# Shotput problem involving projectile motion

A world class shotputter can put a 7.26 kg shot a distance of 22 m. Assume that the shot is constantly accelerated over a distance of 2 m at an angle of 45 degrees and is released at a height of 2 m above the ground. Estimate the weight that this athlete can lift with one hand.

Also, determine the initial angle $$\theta$$ of the trajectory to maximize the distance R of the put.

So I reasoned the key to the first part is to find $$v_0$$ so that I can use it to find the force with which the shotput was thrown. I then divide that force by g to find the mass that the shotputter can lift.

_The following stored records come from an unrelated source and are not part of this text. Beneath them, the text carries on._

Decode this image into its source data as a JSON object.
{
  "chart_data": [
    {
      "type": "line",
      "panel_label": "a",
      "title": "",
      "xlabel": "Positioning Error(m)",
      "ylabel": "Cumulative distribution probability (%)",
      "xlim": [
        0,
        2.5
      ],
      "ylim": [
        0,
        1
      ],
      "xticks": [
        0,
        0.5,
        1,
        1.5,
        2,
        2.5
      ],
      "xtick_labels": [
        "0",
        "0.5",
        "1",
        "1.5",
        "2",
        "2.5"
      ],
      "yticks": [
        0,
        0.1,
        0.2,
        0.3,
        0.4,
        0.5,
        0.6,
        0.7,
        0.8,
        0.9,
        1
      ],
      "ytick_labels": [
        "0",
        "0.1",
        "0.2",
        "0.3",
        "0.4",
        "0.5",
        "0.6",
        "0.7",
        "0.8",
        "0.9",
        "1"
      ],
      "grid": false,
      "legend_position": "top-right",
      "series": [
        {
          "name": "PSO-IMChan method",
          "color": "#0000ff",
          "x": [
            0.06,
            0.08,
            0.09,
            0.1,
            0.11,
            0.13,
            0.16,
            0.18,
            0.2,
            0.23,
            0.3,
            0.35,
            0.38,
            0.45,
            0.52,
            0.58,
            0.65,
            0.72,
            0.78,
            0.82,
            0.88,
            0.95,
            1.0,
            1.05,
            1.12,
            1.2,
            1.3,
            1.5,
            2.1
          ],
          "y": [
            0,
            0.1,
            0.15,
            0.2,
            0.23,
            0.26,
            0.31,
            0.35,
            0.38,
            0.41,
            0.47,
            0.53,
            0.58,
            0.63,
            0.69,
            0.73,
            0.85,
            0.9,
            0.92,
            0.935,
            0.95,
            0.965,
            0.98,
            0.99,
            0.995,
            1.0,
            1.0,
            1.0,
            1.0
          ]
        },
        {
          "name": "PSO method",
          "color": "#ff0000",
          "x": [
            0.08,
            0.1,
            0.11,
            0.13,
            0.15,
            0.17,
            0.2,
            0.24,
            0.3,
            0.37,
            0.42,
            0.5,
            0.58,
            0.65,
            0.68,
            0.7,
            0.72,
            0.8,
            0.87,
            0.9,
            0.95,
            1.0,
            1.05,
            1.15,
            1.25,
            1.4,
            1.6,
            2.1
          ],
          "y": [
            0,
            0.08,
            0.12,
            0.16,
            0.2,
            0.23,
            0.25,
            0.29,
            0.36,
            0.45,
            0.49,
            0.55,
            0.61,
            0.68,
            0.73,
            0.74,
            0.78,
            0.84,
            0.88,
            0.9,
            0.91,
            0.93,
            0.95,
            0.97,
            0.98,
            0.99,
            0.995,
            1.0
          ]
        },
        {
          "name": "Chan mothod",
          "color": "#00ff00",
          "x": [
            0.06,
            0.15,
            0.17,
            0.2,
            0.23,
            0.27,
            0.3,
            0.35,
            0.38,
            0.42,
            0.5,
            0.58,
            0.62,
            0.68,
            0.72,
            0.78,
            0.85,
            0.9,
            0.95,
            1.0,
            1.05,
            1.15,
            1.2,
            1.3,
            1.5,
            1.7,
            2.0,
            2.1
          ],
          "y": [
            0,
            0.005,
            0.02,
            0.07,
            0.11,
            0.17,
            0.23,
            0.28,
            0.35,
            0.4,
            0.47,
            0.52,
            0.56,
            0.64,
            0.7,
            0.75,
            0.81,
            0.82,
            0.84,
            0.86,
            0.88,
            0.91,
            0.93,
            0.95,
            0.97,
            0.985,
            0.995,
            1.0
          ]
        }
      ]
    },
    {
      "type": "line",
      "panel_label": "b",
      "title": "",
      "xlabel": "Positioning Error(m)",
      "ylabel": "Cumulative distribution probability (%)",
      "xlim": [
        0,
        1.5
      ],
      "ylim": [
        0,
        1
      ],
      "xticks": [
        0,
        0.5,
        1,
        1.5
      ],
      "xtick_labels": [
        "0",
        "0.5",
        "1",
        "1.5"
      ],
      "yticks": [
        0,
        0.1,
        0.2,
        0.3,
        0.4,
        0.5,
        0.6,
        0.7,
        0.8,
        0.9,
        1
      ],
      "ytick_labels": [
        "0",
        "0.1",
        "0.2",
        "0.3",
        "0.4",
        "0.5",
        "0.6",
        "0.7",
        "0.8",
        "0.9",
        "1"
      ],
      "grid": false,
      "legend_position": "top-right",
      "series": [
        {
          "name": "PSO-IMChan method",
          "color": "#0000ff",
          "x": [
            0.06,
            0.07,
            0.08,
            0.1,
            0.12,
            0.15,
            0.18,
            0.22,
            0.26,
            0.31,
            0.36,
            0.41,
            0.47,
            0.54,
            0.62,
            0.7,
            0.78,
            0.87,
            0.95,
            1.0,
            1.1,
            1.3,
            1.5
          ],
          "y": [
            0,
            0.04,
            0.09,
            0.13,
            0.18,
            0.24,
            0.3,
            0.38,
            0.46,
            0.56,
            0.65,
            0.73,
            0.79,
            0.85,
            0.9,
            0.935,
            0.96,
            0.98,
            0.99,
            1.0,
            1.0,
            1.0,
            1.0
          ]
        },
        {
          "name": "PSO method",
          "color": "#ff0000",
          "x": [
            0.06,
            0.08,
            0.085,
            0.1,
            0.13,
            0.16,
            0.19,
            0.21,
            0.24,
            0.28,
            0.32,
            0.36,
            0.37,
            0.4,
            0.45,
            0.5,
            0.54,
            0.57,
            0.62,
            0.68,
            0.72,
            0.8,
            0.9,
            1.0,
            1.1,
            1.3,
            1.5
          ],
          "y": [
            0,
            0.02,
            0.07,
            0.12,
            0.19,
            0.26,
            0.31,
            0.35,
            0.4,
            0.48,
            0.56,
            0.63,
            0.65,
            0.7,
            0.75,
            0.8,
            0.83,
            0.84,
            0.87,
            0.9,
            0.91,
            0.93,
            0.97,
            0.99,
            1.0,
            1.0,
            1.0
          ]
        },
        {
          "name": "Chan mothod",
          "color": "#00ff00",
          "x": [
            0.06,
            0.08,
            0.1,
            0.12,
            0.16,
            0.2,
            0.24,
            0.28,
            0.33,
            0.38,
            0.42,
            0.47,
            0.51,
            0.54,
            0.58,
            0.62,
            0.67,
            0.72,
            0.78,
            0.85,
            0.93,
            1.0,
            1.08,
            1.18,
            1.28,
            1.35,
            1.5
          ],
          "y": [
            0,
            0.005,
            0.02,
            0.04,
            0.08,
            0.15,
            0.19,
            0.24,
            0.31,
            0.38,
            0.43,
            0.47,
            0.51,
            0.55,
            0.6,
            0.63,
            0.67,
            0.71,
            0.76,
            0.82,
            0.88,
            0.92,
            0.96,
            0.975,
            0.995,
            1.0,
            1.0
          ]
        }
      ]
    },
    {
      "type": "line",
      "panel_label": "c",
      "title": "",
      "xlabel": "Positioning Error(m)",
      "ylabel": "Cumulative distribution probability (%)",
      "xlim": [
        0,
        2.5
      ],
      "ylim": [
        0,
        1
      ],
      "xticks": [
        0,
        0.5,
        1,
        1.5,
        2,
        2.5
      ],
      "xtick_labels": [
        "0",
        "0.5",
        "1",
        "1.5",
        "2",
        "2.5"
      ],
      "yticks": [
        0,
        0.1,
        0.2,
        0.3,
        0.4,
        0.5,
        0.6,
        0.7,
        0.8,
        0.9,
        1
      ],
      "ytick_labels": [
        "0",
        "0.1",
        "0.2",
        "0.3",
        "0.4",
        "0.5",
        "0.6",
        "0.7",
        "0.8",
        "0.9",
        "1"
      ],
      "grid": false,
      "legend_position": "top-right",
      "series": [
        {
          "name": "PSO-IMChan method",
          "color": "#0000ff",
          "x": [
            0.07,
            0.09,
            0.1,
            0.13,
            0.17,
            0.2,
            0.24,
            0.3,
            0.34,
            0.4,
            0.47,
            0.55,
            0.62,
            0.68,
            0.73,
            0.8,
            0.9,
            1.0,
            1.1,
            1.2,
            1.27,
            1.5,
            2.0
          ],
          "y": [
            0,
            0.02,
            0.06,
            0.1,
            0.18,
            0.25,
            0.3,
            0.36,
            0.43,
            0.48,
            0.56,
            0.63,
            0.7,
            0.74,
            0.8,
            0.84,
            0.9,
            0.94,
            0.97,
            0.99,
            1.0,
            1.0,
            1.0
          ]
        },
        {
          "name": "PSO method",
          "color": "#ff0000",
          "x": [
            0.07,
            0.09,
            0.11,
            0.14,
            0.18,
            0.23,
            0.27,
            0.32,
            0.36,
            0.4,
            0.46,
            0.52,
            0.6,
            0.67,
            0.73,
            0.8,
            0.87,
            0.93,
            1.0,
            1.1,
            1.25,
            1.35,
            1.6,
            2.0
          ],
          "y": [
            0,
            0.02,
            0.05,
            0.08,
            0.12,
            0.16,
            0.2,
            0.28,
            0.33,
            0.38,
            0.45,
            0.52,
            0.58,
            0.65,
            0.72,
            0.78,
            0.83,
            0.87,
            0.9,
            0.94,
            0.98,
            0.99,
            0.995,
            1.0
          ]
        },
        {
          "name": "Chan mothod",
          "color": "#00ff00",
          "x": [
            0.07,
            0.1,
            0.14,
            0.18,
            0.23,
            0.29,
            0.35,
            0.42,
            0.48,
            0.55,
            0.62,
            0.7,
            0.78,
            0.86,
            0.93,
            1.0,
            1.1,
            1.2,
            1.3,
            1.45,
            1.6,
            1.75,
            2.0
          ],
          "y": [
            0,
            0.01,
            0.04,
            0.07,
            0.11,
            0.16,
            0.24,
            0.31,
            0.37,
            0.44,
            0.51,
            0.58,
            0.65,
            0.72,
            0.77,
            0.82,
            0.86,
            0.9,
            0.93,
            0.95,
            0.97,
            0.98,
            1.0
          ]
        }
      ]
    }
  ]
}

I started by finding the total time the shotput was airborne. I solved the following equation for t quadratically:

$$y = -\frac{1}{2}gt^2 + v_0 sin\theta t + y_0 = 0$$

I found $$t = \frac{v_0 sin\theta + \sqrt{v^2_0 sin^2\theta + 4}}{g}$$. Plugging this value into the equation $$x = v_0 cos\theta t = 22$$ I chugged through and found $$v_0 = 14.6 m/s$$.

Now I go back to the first part of the throw, before the shotput is released. Using $$v^2 - v_0^2 = 2 a (x - x_0)$$ I can arrive at:

Weight shotputter can lift with one arm = $$\frac{F}{g} = \frac{ma}{g} = \frac{mv^2}{2gx}$$ and I find the mass to be 39.4 kg. The book lists 42.0 kg as the answer so I'm not sure where the discrepancy lies since I didn't round until the very end when I did the problem.

The second part is beyond me. If I take the range equation I used above, namely,

$$x = v_0 cos\theta t = \frac{v_0^2}{2g} sin2\theta + \frac{\sqrt{v^2_0 sin^2\theta + 4}}{g}$$

the derivative is horrendous and I'm not sure I can solve it for $$\theta$$. Also, the little formula the back of the book has indicates that there must be some other, more tractable, range formula to differentiate. I can't seem to figure out where to start in finding an alternate way of doing it. This also makes me think that there might have been a cleaner way of doing the first part. Am I right in thinking that or am I just missing something obvious here?

Well, for part two, I would think that 45° is the most effective angle.

Oh - here's your problem, I think - V_0sintheta (too lazy to do the latex) is not 22. 22. That is (probably) the distance from the ground at the putters foot to the final position. The actual distance would be slightly shorter, wouldn't it?

Well, for part two, I would think that 45° is the most effective angle.

Oh - here's your problem, I think - V_0sintheta (too lazy to do the latex) is not 22. 22. That is (probably) the distance from the ground at the putters foot to the final position. The actual distance would be slightly shorter, wouldn't it?

The book is listing an angle that is slightly smaller than 45 degrees as the optimum angle.

I agree that it should be less than 22 m in reality, but there's no way to figure it out from the problem. Just am I'm ignoring air resistance I should also assume the thrower is infinitely thin, I suppose.

Well, I was referring to the fact that the distance is measured from the ground, whereas the actual is 2m up.

I've recently conducted a lab nearly identical to this, but I can't for the life me remember how. Okay, I came back to this problem and managed to solve the first part (it was a mixture of a careless mistake and a book typo).

I've come up with the following relation to solve part a:

$$R sin2\theta + d(1 + cos\theta) = \frac{R^2}{R_0}$$

where d is the drop (2 m), R is the range, and $$R_0 \equiv \frac{v_0^2}{g}$$.

I still have no clue how to find the optimum angle, however. If I solve for R and find the derivative it's a mess with thetas in each term. For this problem the book has the angle as:

$$sin^2\theta = \frac{1}{2} (\frac{1}{1 + \frac{d}{R_0}})$$

I have no idea how to derive that term because my derivative doesn't look like it can reduce to such a simple equality. Any ideas where I can start?

The book gives a hint asking to show that the condition for max range is $$tan2\theta_m = \frac{R_m}{d}$$. Obviously I'm not sure where to start on this one either.